Private-public sector collaboration towards a just transition
“The private sector has been leading – even at moments when obviously the federal government was dragging its feet or non-existent in this conversation. So, thank you for demonstrating that it can still be done, that We Mean Business and [companies] are leading the way. It helps us to make the argument – for the American jobs plan or any other legislation that we want – that we can point to what you are doing and say: ‘The private sector is already there, they see where the market is headed,” said Jennifer Granholm, U.S. secretary of energy. “There is an opportunity here for us to really work together to uplift communities and we want to be helpful.”
“We need the support of government and we need the support of investors to make sure that we are headed down the right path and also that we can be assured that the policies that come into play will be there long-term,” said Gentoso.

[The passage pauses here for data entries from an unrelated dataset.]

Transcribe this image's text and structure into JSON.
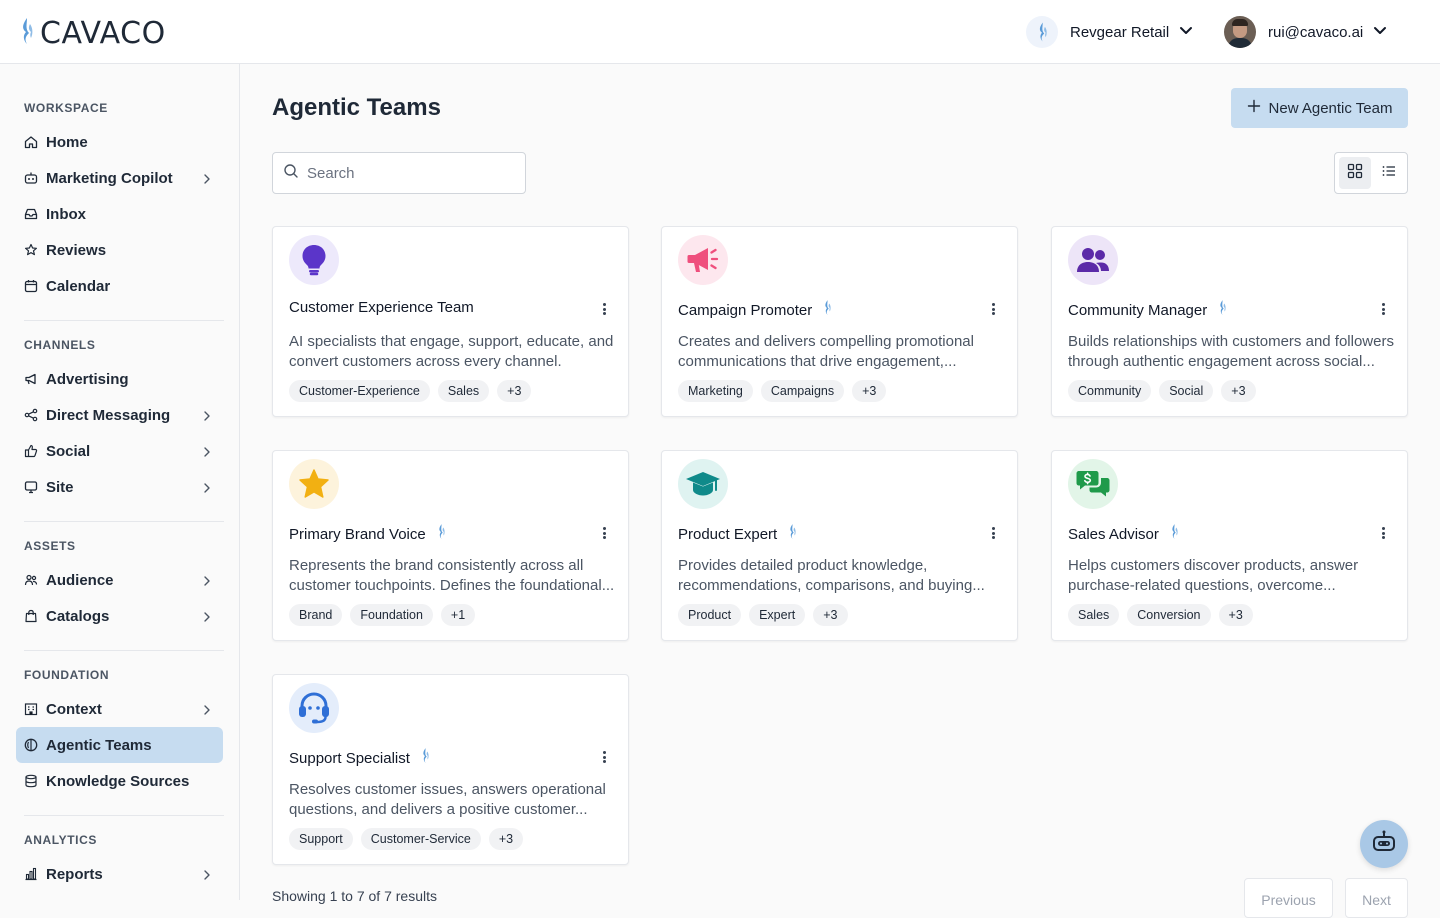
{
  "brand": {
    "name": "CAVACO",
    "accent": "#c6dcf0"
  },
  "header": {
    "org_name": "Revgear Retail",
    "user_email": "rui@cavaco.ai"
  },
  "sidebar": {
    "sections": [
      {
        "title": "WORKSPACE",
        "items": [
          {
            "label": "Home",
            "icon": "home-icon",
            "has_arrow": false
          },
          {
            "label": "Marketing Copilot",
            "icon": "bot-icon",
            "has_arrow": true
          },
          {
            "label": "Inbox",
            "icon": "inbox-icon",
            "has_arrow": false
          },
          {
            "label": "Reviews",
            "icon": "star-icon",
            "has_arrow": false
          },
          {
            "label": "Calendar",
            "icon": "calendar-icon",
            "has_arrow": false
          }
        ]
      },
      {
        "title": "CHANNELS",
        "items": [
          {
            "label": "Advertising",
            "icon": "megaphone-icon",
            "has_arrow": false
          },
          {
            "label": "Direct Messaging",
            "icon": "share-icon",
            "has_arrow": true
          },
          {
            "label": "Social",
            "icon": "thumbs-up-icon",
            "has_arrow": true
          },
          {
            "label": "Site",
            "icon": "monitor-icon",
            "has_arrow": true
          }
        ]
      },
      {
        "title": "ASSETS",
        "items": [
          {
            "label": "Audience",
            "icon": "users-icon",
            "has_arrow": true
          },
          {
            "label": "Catalogs",
            "icon": "shopping-bag-icon",
            "has_arrow": true
          }
        ]
      },
      {
        "title": "FOUNDATION",
        "items": [
          {
            "label": "Context",
            "icon": "building-icon",
            "has_arrow": true
          },
          {
            "label": "Agentic Teams",
            "icon": "agent-icon",
            "has_arrow": false,
            "active": true
          },
          {
            "label": "Knowledge Sources",
            "icon": "database-icon",
            "has_arrow": false
          }
        ]
      },
      {
        "title": "ANALYTICS",
        "items": [
          {
            "label": "Reports",
            "icon": "bar-chart-icon",
            "has_arrow": true
          }
        ]
      }
    ]
  },
  "main": {
    "title": "Agentic Teams",
    "new_button_label": "New Agentic Team",
    "search_placeholder": "Search",
    "view_mode": "grid",
    "cards": [
      {
        "title": "Customer Experience Team",
        "flame": false,
        "icon": "lightbulb-icon",
        "icon_color": "#5b35c9",
        "icon_bg": "#ede9fb",
        "description": "AI specialists that engage, support, educate, and convert customers across every channel.",
        "tags": [
          "Customer-Experience",
          "Sales",
          "+3"
        ]
      },
      {
        "title": "Campaign Promoter",
        "flame": true,
        "icon": "megaphone-icon",
        "icon_color": "#ef4f7d",
        "icon_bg": "#fde7ee",
        "description": "Creates and delivers compelling promotional communications that drive engagement,...",
        "tags": [
          "Marketing",
          "Campaigns",
          "+3"
        ]
      },
      {
        "title": "Community Manager",
        "flame": true,
        "icon": "users-icon",
        "icon_color": "#5b2aa8",
        "icon_bg": "#ede5f8",
        "description": "Builds relationships with customers and followers through authentic engagement across social...",
        "tags": [
          "Community",
          "Social",
          "+3"
        ]
      },
      {
        "title": "Primary Brand Voice",
        "flame": true,
        "icon": "star-icon",
        "icon_color": "#f2b012",
        "icon_bg": "#fdf3dc",
        "description": "Represents the brand consistently across all customer touchpoints. Defines the foundational...",
        "tags": [
          "Brand",
          "Foundation",
          "+1"
        ]
      },
      {
        "title": "Product Expert",
        "flame": true,
        "icon": "graduation-cap-icon",
        "icon_color": "#0f8a8a",
        "icon_bg": "#dff3f1",
        "description": "Provides detailed product knowledge, recommendations, comparisons, and buying...",
        "tags": [
          "Product",
          "Expert",
          "+3"
        ]
      },
      {
        "title": "Sales Advisor",
        "flame": true,
        "icon": "money-chat-icon",
        "icon_color": "#1f9a4a",
        "icon_bg": "#e2f5e8",
        "description": "Helps customers discover products, answer purchase-related questions, overcome...",
        "tags": [
          "Sales",
          "Conversion",
          "+3"
        ]
      },
      {
        "title": "Support Specialist",
        "flame": true,
        "icon": "headset-icon",
        "icon_color": "#2f6fd6",
        "icon_bg": "#e4edfb",
        "description": "Resolves customer issues, answers operational questions, and delivers a positive customer...",
        "tags": [
          "Support",
          "Customer-Service",
          "+3"
        ]
      }
    ],
    "results_text": "Showing 1 to 7 of 7 results",
    "pagination": {
      "previous": "Previous",
      "next": "Next"
    }
  }
}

“We are thrilled to have a federal government that is pushing in the same direction. It’s like wind in our sails. And so, we want to be part of the fleet that is going to help this green economy grow and these green jobs to grow across the country,” added Jackson.
“We can all take action, within the walls of our own companies, with our own employees to ensure diversity and inclusion and equity. It is really important to ensure that transformation happens in an equitable fashion. […] We need to take responsibility to help transform the capability structure of the workforce into getting new well-paying jobs, to the benefit of our own company, but also to the local community. There is ample opportunity for all companies to take these kinds of action,” said Nipper.
“This is a brilliant moment for industry and government collaboration to envision that future, create a framework, a structure, investments into those areas that will drive us rapidly through that transformation,” said Humpton.